Given that $f:[-\pi,\pi] \rightarrow \mathbb{R}$ satisfies
$$f(-x) = -f(x), \quad f(\pi) = 0, \quad f'''(x) = -6.$$
Prove that $f''(x) = -6x$ and hence, find the fourier series of $f$ by using integration by parts (repeatedly).
So I know how to find fourier series when explicitly given a function (integrate with respective bounds and equate coefficients), but this one requires us to find it without am explicit function given.

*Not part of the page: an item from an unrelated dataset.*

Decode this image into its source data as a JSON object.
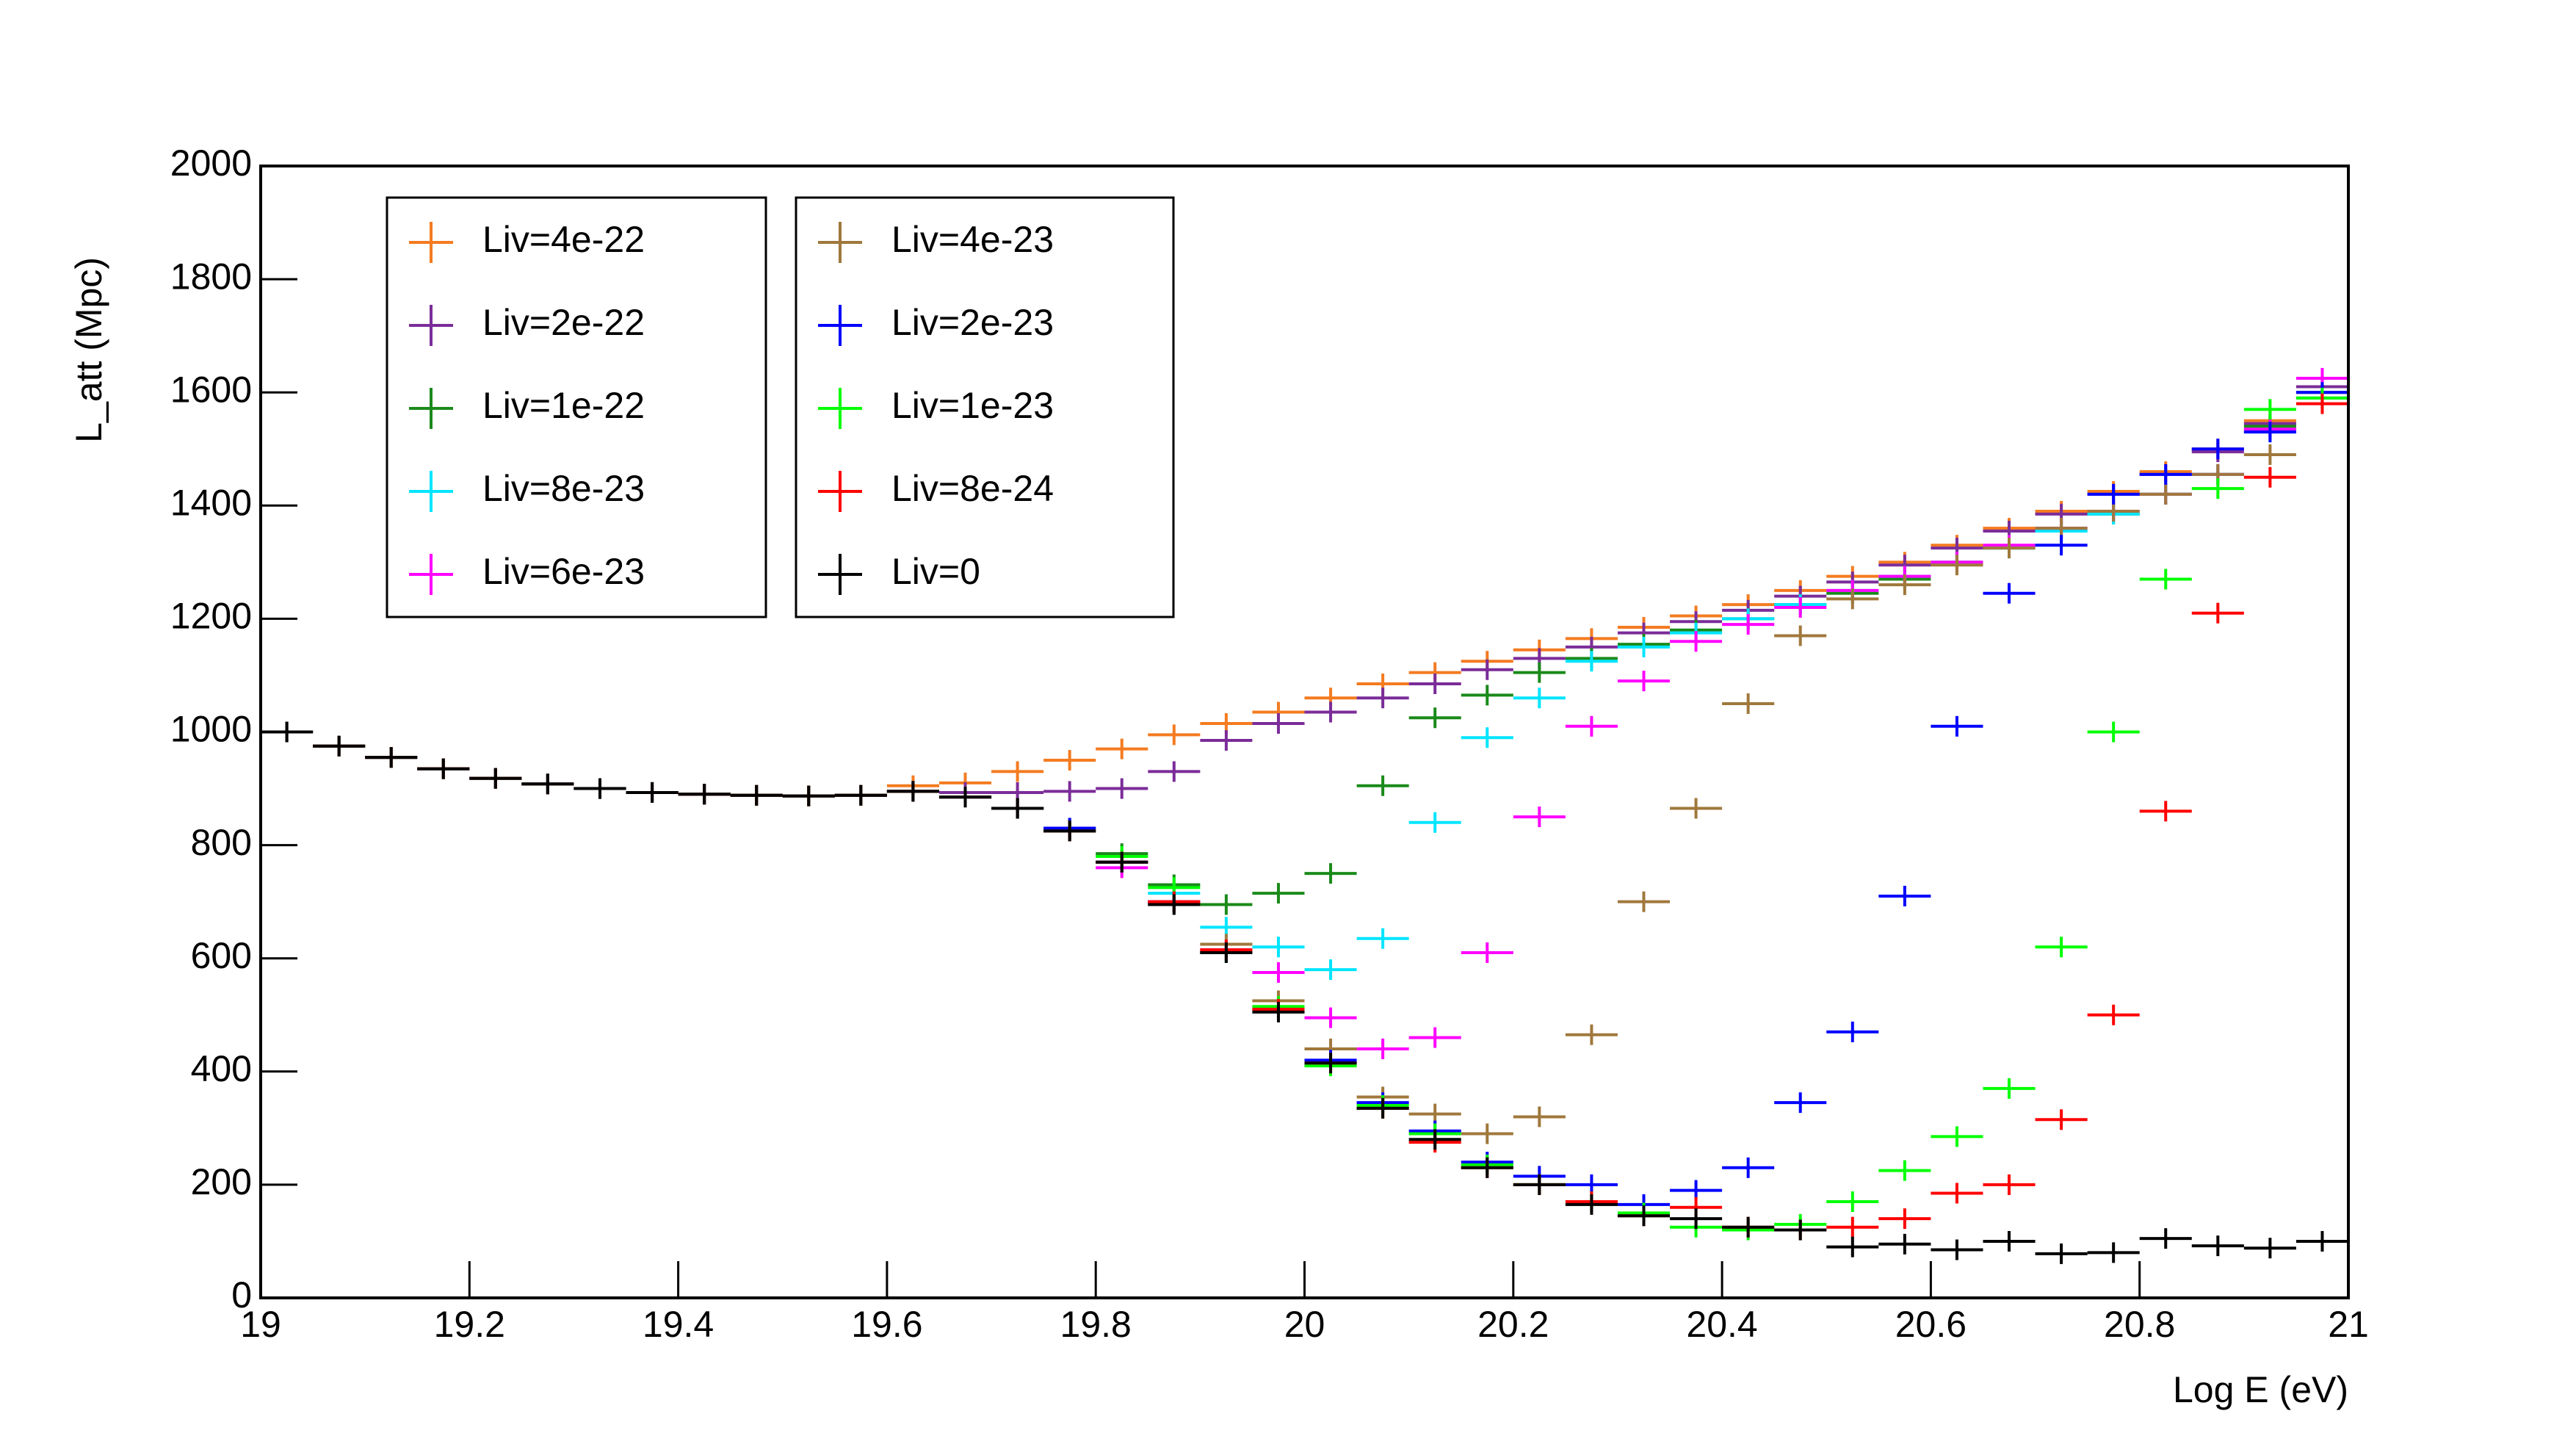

Can someone show me how this would be done $\textbf{without}$ using an explicit function (i.e. just using the given information and that second derivative property)?
This is what I did so far:
Since $f(-x) = -f(x)$ then $-f'(-x) = -f'(x)$ and $f''(-x) = -f''(x)$.
Hence, the second derivative is also an odd function and so $\int f'''(x)dx = \int -6 \ dx \implies f''(x) = -6x$ since $f''$ is odd (no constant term).
Then now I'm stuck, because I'm not sure what to even integrate to get the fourier series in the form:
$$Sf(x) = \sum_{k=1}^\infty b_k \sin kx.$$
Note that $f(0) = 0$ since $f$ is odd and continuous.
\begin{eqnarray} \int_{-\pi}^\pi e^{-inx} f(x) dx &=& -\int_{-\pi}^\pi \sin (nx) f(x) dx \\ &=& -2\int_{0}^\pi \sin (nx) f(x) dx \\ &=& -2 \left ( -[{1 \over n} \cos (nx) f(x) ]_0^\pi + {1 \over n} \int_{0}^\pi \cos (nx) f'(x) dx \right) \\ &=& - {2 \over n} \left ( \int_{0}^\pi \cos (nx) f'(x) dx \right) \\ &=& - {2 \over n} \left ( [{1 \over n} \sin (nx)]_0^\pi + {1 \over n} \int_{0}^\pi \sin (nx) f''(x) dx \right) \\ &=& {2 \over n^2} \int_{0}^\pi \sin (nx) f''(x) dx \\ \end{eqnarray} (Assuming I have made no mistakes, which is unlikely.)